Nine dead in fresh Burkina violence: sources

(FILE) People, who are angry about the organisation of the burial and the sate of the graves in the military section at Gounghin Cemetery in Ouagadougou, look at the prepared graves, on November 23, 2021 during the burial of Burkinabe soldiers killed in the attack on a gendarmerie camp at Inata on November 14, 2021. (Photo by OLYMPIA DE MAISMONT / AFP)

OUAGADOUGOUBurkina Faso (AFP) – At least nine civilians have been killed in violent attacks in northern Burkina Faso, witnesses told AFP on Wednesday.

The poor, landlocked country in the heart of West Africa’s Sahel is struggling with a jihadist insurgency now in its eighth year.

Thousands of civilians, police and security volunteers have died and some two million people have fled their homes.

One resident near Kongoussi, the capital of Bam province, told AFP on condition of anonymity that assailants on motorbikes had opened fire on villagers nearby.

Five were killed and two injured, the source said, adding that people had started to flee their homes and head 10 kilometers (six miles) north towards Kongoussi for safety.

Another resident told AFP that seven people were killed in the same attack.

The violence followed an attack Monday on a convoy of traders that killed four people, witnesses said.

AFP was unable to independently verify casualty figures, although a security source confirmed the attacks without giving details.
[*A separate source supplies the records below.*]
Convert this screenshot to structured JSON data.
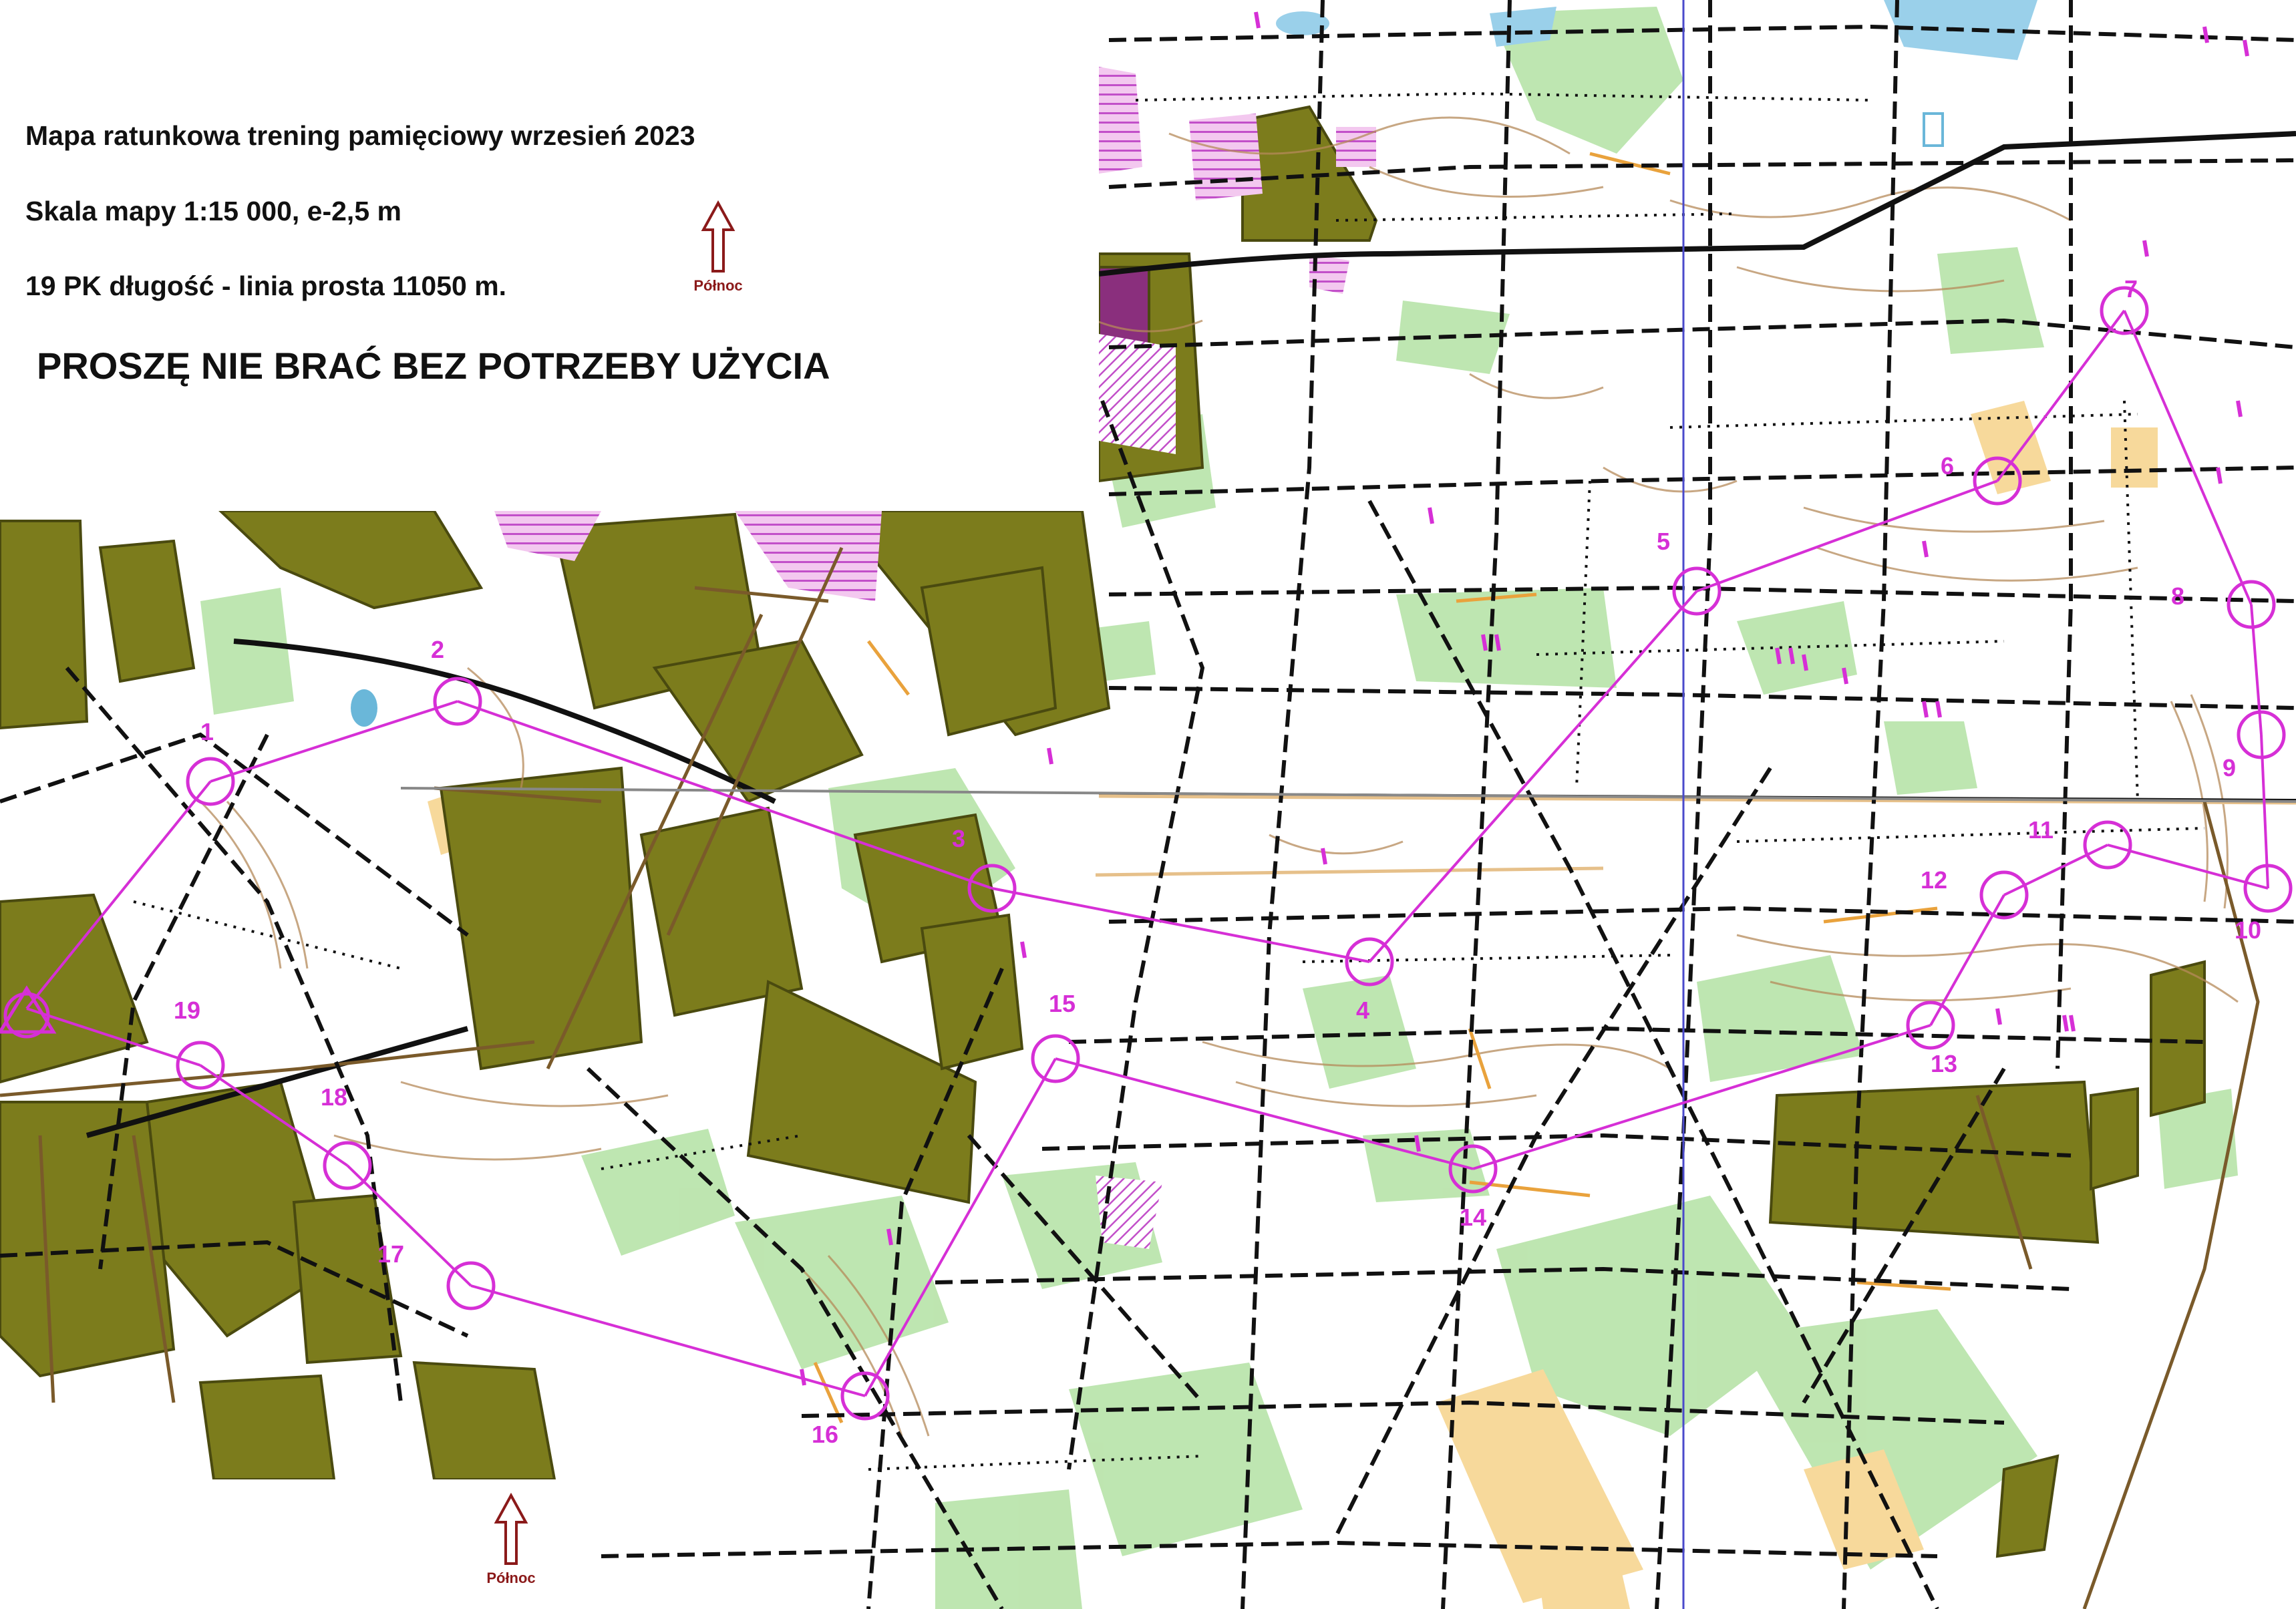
{
  "header": {
    "title": "Mapa ratunkowa trening pamięciowy wrzesień 2023",
    "scale": "Skala mapy 1:15 000, e-2,5 m",
    "course": "19 PK długość - linia prosta 11050 m.",
    "warning": "PROSZĘ NIE BRAĆ BEZ POTRZEBY UŻYCIA"
  },
  "north_labels": [
    "Północ",
    "Północ"
  ],
  "colors": {
    "course": "#d62fd6",
    "forest_dark": "#7c7c1c",
    "open_green": "#b7e3a8",
    "open_yellow": "#f7d99b",
    "contour": "#b58a5a",
    "track": "#111111",
    "restricted": "#c24fc9",
    "water": "#6ab7d9",
    "north_arrow": "#8b1a1a"
  },
  "controls": [
    {
      "number": "1"
    },
    {
      "number": "2"
    },
    {
      "number": "3"
    },
    {
      "number": "4"
    },
    {
      "number": "5"
    },
    {
      "number": "6"
    },
    {
      "number": "7"
    },
    {
      "number": "8"
    },
    {
      "number": "9"
    },
    {
      "number": "10"
    },
    {
      "number": "11"
    },
    {
      "number": "12"
    },
    {
      "number": "13"
    },
    {
      "number": "14"
    },
    {
      "number": "15"
    },
    {
      "number": "16"
    },
    {
      "number": "17"
    },
    {
      "number": "18"
    },
    {
      "number": "19"
    }
  ]
}
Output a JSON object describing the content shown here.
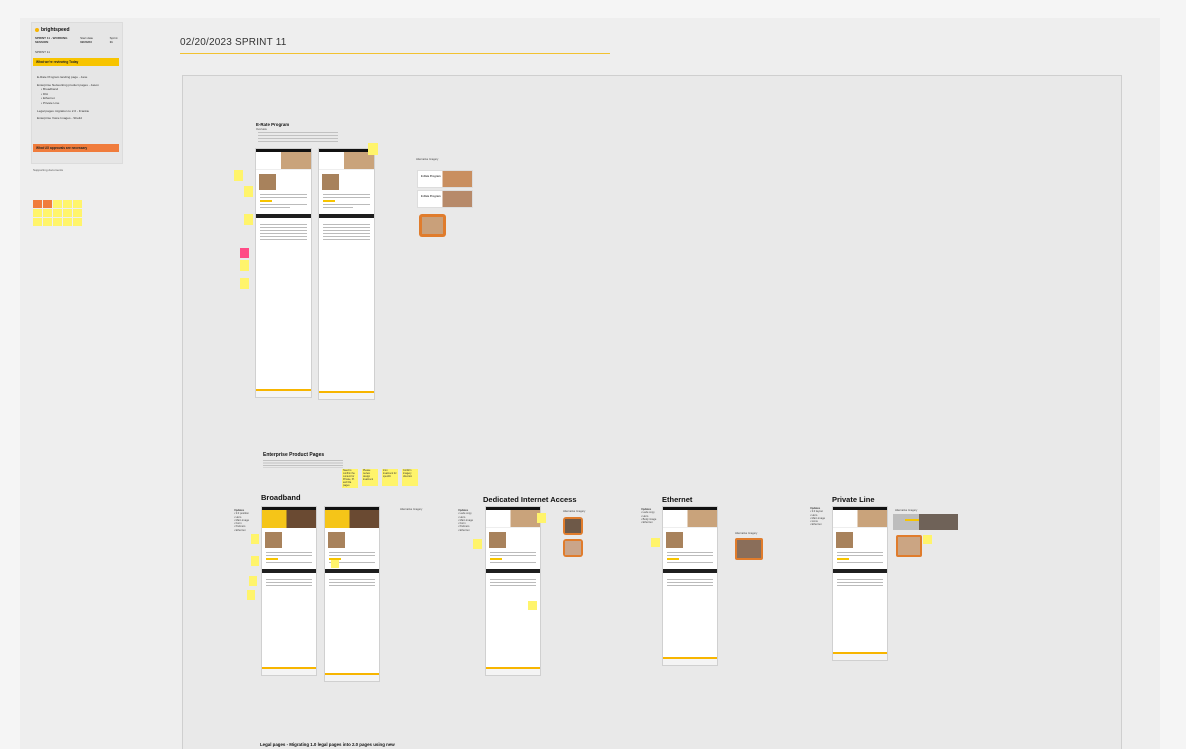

“Operations are underway in these areas and others,” the source said.

Swathes of the country are no longer under government control and turbulence in the military over the crisis has triggered two coups this year.

The decade-long jihadist campaign in the Sahel has ignited fears of an advance towards vulnerable countries on the coast of the Gulf of Guinea — Benin, Ghana, Ivory Coast and Togo.

On Sunday six civilians, four of them teachers, were killed in a suspected jihadist attack in southern Burkina Faso in the town of Bittou, close to the border with Ghana, according to security officials.